The ongoing conflict in North-East Nigeria has left more than 1.8 million people displaced in almost 2,174 locations across the six most affected states in the region (Displacement Tracking Matrix – DTM report RdXIX), including 251 IDP camps and camp-like settings, with 56% of the IDP population being children. Borno State hosts the majority of IDPs (1,326,445) and camps (201) while Adamawa, and Yobe hosts 140,356 and 104,922 individuals respectively. New population movements were recorded in November, with Gwoza having the highest number of new arrivals (1,862), followed by Askira/Uba, Mafa, Ngala in Borno State and Madagali in Adamawa State (729, 428, 373 and 358 respectively). Important and unexpected arrivals of population were recorded in areas with extremely limited access due to insecurity, such as Nganzai, Konduga and Magumeri in Borno States, with a cumulative of over 20,000 people on the move since October. Other locations like Jere and Chibok recorded relatively high numbers of departures. Only 24.2% of shelter funding and 41.6% of CCCM response funding requirements are reported covered so far. The pressure of new arrivals coupled with lack of suitable land, congestion leading to small-scale fire outbreaks and limited capacities on the ground render the response difficult. Access to land, such as in Dikwa, as well as insecurity in central areas of Borno, are reported one of the major challenges.
Response and Priorities
537,586 individuals (56% of 2017 target) has been reached with shelter/NFI interventions, while 770,499 individuals (96% of 2017 target) are being monitored under CCCM/DMS interventions. During the month of November, the sector ensured the completion of the Humanitarian Response Plan 2018 for CCCM/Shelter including project-based approaches toward the development of the response strategy and validation of proposals submitted by various actors. With the dry and hot season ongoing, the sector encourages actors to scale up the fire mitigation and sensitisation campaign. Meanwhile, the sector finalised through the technical shelter working group meeting, the revision of the design of Emergency Shelter Kit, Emergency Shelters and transitional shelter options such as Dikwa and Bakassi Shelter types for 2018. Following a thorough review of post-distribution monitoring reports for 2017, the NFI TWG revised the NFI kits as well as technical guidance to guide on targeting for next year. Since 2017, Shelter construction has been completed in Bama (9,260), Ngala (7,250), Monguno (4,069), Jere (3,440), Damboa (2,771), Gwoza (2,613), Kaga (1,400), Konduga (1,290), Dikwa (1,004), Damaturu (691) among other LGAs. Since the beginning of the year, over 36,190 households have been reached with shelter intervention, while NFI provisions has been distributed to 72,842 households.
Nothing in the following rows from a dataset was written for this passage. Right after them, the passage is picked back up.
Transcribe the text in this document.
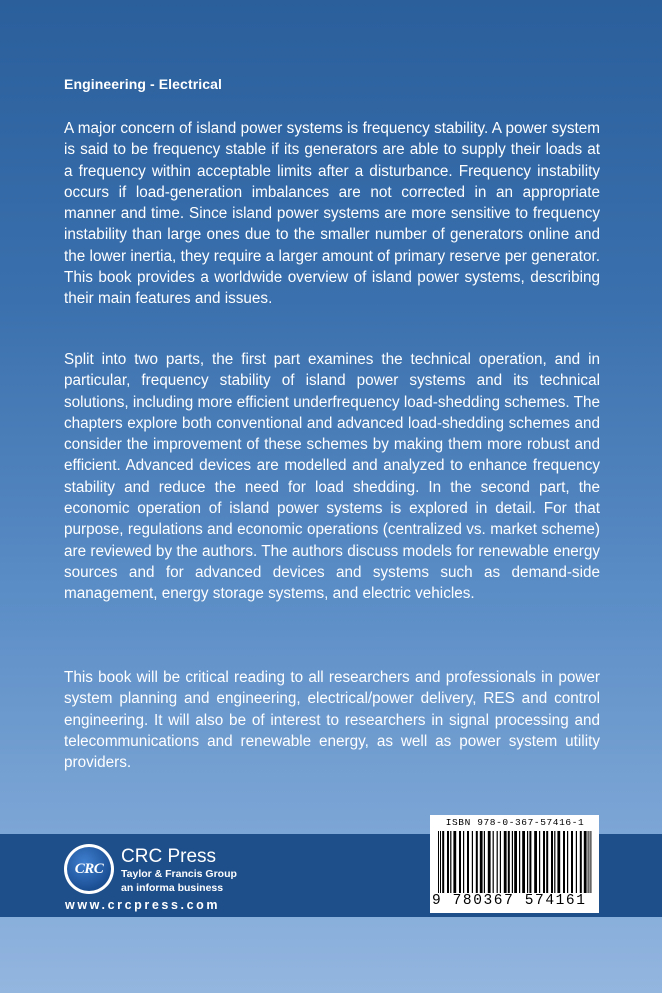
Engineering - Electrical

A major concern of island power systems is frequency stability. A power system is said to be frequency stable if its generators are able to supply their loads at a frequency within acceptable limits after a disturbance. Frequency instability occurs if load-generation imbalances are not corrected in an appropriate manner and time. Since island power systems are more sensitive to frequency instability than large ones due to the smaller number of generators online and the lower inertia, they require a larger amount of primary reserve per generator. This book provides a worldwide overview of island power systems, describing their main features and issues.

Split into two parts, the first part examines the technical operation, and in particular, frequency stability of island power systems and its technical solutions, including more efficient underfrequency load-shedding schemes. The chapters explore both conventional and advanced load-shedding schemes and consider the improvement of these schemes by making them more robust and efficient. Advanced devices are modelled and analyzed to enhance frequency stability and reduce the need for load shedding. In the second part, the economic operation of island power systems is explored in detail. For that purpose, regulations and economic operations (centralized vs. market scheme) are reviewed by the authors. The authors discuss models for renewable energy sources and for advanced devices and systems such as demand-side management, energy storage systems, and electric vehicles.

This book will be critical reading to all researchers and professionals in power system planning and engineering, electrical/power delivery, RES and control engineering. It will also be of interest to researchers in signal processing and telecommunications and renewable energy, as well as power system utility providers.

CRC
CRC Press
Taylor & Francis Group
an informa business
www.crcpress.com
ISBN 978-0-367-57416-1
9 780367 574161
Similarly, the sector has continued supporting the joint coordination effort with other sectors and OCHA for installation of critical services and mobilization of missing resources to enable the relocation of the entire Bama General Hospital camp to the new camp, Girls Secondary School, in Bama LGA, expected to accommodate 5,000 families. To support targeting and continued planning, biometric registrations were carried out in 244 locations in the most affected states, bringing the total of individuals biometrically registered to over 770,499 individuals since January and over 1.2 million registered since 2016. Site facilitation support for camp management is being strengthened and extended to 126 IDP sites (16 in Adamawa and 110 in Borno) with 595,500 people living in the camps covered. Going forward, the sector will review the steps for implementation of the reception centers, the review of information management tools for the gap analysis, linked to evidence-based information for partners (e.g. severity mapping). In shelter/NFI, the sector is increasing shelter construction, NFI prepositioning and Post-Distribution Monitoring in areas of projected influx of new arrival as well as revision of NFI kit to be in conformity with international standards and provide more suitability to family size in the north east.